CouncilDataProject / cdp-backend

Data storage utilities and processing pipelines used by CDP instances.
https://councildataproject.org/cdp-backend
Mozilla Public License 2.0
22 stars 26 forks source link

Google Speech-to-Text SR Model raises a confusing attr error instead of a defined error when Google runs into an issue #200

Closed evamaxfield closed 1 year ago

evamaxfield commented 2 years ago

Google Speech-to-Text SR model simply assumes that the call to Google Speech-to-Text will run and return correctly: https://github.com/CouncilDataProject/cdp-backend/blob/main/cdp_backend/sr_models/google_cloud_sr_model.py#L151

We do not check the result status at all. Or rather, it seems like Google will try to transcribe as much of the audio chunks as possible until one errors.

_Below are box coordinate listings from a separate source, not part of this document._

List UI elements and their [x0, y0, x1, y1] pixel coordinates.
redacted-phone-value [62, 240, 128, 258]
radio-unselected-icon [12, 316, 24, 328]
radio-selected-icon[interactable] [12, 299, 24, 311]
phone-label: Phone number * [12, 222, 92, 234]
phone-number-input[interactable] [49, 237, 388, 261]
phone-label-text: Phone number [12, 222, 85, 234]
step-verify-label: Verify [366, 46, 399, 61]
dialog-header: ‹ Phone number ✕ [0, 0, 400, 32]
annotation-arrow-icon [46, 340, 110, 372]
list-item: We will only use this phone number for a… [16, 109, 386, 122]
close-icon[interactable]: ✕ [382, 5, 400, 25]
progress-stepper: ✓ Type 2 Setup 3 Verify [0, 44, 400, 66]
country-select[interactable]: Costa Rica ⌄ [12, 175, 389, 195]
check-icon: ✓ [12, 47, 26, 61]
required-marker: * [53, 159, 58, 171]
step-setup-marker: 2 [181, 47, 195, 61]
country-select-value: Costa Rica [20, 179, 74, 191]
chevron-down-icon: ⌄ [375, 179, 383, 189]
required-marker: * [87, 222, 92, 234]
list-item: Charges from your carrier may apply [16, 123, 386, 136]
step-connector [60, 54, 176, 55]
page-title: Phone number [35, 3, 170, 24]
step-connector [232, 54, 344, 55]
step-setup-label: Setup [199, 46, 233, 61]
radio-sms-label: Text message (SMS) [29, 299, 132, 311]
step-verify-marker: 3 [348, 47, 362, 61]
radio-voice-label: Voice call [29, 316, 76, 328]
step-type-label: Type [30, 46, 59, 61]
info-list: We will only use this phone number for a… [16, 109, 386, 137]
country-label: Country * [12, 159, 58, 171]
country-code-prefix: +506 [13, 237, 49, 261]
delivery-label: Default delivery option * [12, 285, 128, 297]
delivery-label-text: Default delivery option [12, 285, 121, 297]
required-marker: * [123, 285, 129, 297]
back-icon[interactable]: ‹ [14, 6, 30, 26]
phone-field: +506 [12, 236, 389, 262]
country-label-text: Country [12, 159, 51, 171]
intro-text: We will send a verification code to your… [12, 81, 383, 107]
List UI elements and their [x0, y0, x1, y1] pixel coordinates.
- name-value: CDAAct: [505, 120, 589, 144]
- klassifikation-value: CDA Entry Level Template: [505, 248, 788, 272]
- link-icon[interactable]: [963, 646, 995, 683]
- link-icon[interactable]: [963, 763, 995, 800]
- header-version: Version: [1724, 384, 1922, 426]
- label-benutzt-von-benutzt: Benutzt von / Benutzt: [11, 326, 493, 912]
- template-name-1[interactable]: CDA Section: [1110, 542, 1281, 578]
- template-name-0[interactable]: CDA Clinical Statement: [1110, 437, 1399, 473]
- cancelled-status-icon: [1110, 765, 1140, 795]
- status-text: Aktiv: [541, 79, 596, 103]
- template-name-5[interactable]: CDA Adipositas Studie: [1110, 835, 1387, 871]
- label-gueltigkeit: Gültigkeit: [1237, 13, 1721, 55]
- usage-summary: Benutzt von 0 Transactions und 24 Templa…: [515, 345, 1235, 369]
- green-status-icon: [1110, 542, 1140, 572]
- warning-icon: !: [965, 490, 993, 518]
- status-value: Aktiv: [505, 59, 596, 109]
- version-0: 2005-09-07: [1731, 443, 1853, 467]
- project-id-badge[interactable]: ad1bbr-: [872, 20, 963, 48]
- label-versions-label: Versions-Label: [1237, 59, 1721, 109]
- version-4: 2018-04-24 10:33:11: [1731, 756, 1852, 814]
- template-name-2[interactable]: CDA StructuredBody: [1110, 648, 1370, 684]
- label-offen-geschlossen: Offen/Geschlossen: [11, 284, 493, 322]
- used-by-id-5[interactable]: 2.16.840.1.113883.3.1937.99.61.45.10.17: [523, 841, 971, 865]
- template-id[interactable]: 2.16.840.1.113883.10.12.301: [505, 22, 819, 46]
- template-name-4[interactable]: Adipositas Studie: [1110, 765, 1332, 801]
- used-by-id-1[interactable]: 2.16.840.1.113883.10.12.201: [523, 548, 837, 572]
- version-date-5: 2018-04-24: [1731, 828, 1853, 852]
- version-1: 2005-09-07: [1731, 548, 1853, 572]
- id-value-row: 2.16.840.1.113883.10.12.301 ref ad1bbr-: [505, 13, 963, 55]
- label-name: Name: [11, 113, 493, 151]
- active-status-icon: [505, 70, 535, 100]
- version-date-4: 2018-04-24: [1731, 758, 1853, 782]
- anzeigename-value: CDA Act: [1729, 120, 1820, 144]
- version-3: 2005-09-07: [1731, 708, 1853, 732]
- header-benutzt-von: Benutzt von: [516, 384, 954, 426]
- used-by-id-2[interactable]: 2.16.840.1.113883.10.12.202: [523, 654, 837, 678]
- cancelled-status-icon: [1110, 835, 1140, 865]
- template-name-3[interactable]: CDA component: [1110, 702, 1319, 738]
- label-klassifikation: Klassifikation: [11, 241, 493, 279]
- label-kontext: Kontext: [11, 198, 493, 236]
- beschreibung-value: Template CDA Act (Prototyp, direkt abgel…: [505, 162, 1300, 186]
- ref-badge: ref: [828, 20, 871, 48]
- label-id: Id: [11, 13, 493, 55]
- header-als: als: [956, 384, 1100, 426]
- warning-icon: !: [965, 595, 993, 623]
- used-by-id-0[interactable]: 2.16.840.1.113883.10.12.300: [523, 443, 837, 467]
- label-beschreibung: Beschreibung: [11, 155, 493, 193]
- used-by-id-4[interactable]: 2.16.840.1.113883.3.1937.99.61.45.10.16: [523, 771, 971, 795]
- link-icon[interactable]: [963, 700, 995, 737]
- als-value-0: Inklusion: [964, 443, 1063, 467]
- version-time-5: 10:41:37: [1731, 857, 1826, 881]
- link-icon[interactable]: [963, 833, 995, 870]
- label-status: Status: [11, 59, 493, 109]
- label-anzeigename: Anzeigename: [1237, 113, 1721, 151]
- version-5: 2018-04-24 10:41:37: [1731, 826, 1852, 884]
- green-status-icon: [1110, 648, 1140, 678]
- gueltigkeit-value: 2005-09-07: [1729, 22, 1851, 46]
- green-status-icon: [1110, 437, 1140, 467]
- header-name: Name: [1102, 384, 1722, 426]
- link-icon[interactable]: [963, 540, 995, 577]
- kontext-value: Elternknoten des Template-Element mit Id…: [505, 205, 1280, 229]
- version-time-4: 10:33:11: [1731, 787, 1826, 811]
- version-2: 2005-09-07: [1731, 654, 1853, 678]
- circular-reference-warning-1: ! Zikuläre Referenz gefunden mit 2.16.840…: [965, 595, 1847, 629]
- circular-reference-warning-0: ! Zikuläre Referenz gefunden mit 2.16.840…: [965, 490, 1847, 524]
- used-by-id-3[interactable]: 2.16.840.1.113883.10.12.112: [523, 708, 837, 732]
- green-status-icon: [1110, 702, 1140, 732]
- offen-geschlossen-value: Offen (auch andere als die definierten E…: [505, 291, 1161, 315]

An example of one chunk erroring is here: https://github.com/OpenMontana/missoula-council-data-project/runs/7758558858?check_suite_focus=true#step:8:190

Where it raises an AttributeError.

The currently thinking about this is that Google will try to transcribe as many chunks as possible. BUT, if you reach a budget limit, it will stop, mid transcribe. Thus chunks before this point had proper transcriptions and chunks after this point (I assume) have error messages.

We should look for error messages before checking the transcript.